I think that Defendant Grubiak in the lawsuit of St. Jude Medical v. Grubiak might have the edge on the answer to that question. I think the answer is probably, “No.” I am betting the Court will not find a “duty to rat.”
It seems that the lawyers in St. Jude v. Grubiak might agree with my skepticism. This would explain why Grubiak argues that this “duty to rat” is St. Jude Medical’s entire case against him. This also explains why St. Jude’s response is that Grubiak’s portrayal of St. Jude’s claims against Grubiak grossly mischaracterizes and largely ignores St. Jude’s entire case.
I have covered this case quite a bit over the past 18 months. Why not? The case pits two of the finest civil litigation law firms against one another and there is no question this is a high stakes case by which I mean that the lawyers are slugging it out hard.
(As for the fortunes of St. Jude, this case is undoubtedly a drop in the bucket. And even if the cost is several million and the recovery less than the cost, its display of litigation strength might be a long-time reminder to other St. Jude employees and executives “to commit to being a part of St. Jude Medical,” to “being a team player,” and to think twice before scurrying around in the shadows with St. Jude competitors.)
The quality of the linked briefs is very high (and undoubtely did not come cheap) (here and here). An issue of particular interest is the measure of damages for Grubiak’s alleged breach of fiduciary duty. Disgorgement? That’s what St. Jude seeks (see here at p. 21).

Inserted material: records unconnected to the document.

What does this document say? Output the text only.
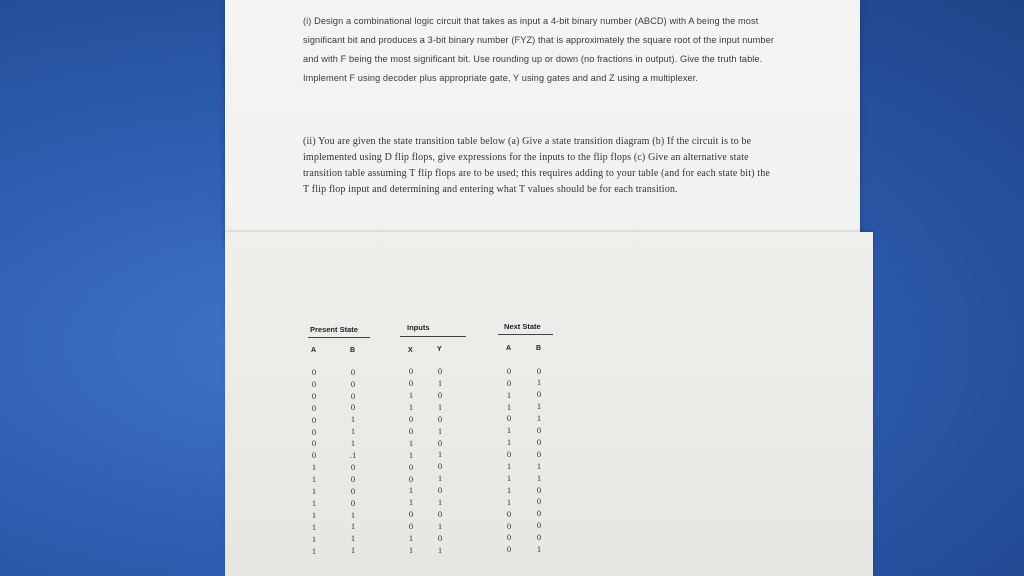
(i) Design a combinational logic circuit that takes as input a 4-bit binary number (ABCD) with A being the most significant bit and produces a 3-bit binary number (FYZ) that is approximately the square root of the input number and with F being the most significant bit. Use rounding up or down (no fractions in output). Give the truth table. Implement F using decoder plus appropriate gate, Y using gates and and Z using a multiplexer.
(ii) You are given the state transition table below (a) Give a state transition diagram (b) If the circuit is to be implemented using D flip flops, give expressions for the inputs to the flip flops (c) Give an alternative state transition table assuming T flip flops are to be used; this requires adding to your table (and for each state bit) the T flip flop input and determining and entering what T values should be for each transition.
Present State	Inputs	Next State
A	B	X	Y	A	B
0	0	0	0	0	0
0	0	0	1	0	1
0	0	1	0	1	0
0	0	1	1	1	1
0	1	0	0	0	1
0	1	0	1	1	0
0	1	1	0	1	0
0	.1	1	1	0	0
1	0	0	0	1	1
1	0	0	1	1	1
1	0	1	0	1	0
1	0	1	1	1	0
1	1	0	0	0	0
1	1	0	1	0	0
1	1	1	0	0	0
1	1	1	1	0	1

This seems like it might be a disproportionate remedy but maybe it is fitting (see here at p. 26)?
I was initially intrigued by Grubiak’s argument that St. Jude Medical’s case owed its origin to earlier litigation against the other former St. Jude executive, “the defector.” Grubiak argues that St. Jude’s entire case is premised on St. Jude’s violation of a state court protective order, which limited the use of documents to “attorneys’ eyes only” and to the earlier lawsuit. But, on further reading, I was no longer intrigued.
St. Jude addresses Grubiak’s “protective order” argument here (see pages 26-31) and, in my opinion, guts it.
Perhaps these initially serious allegations, revealed (to my mind) to be baseless, biases my judgment as to the outcome of the cross-motions for summary judgment so I might be proven wrong on my prediction, but I predict Grubiak will lose on his motion.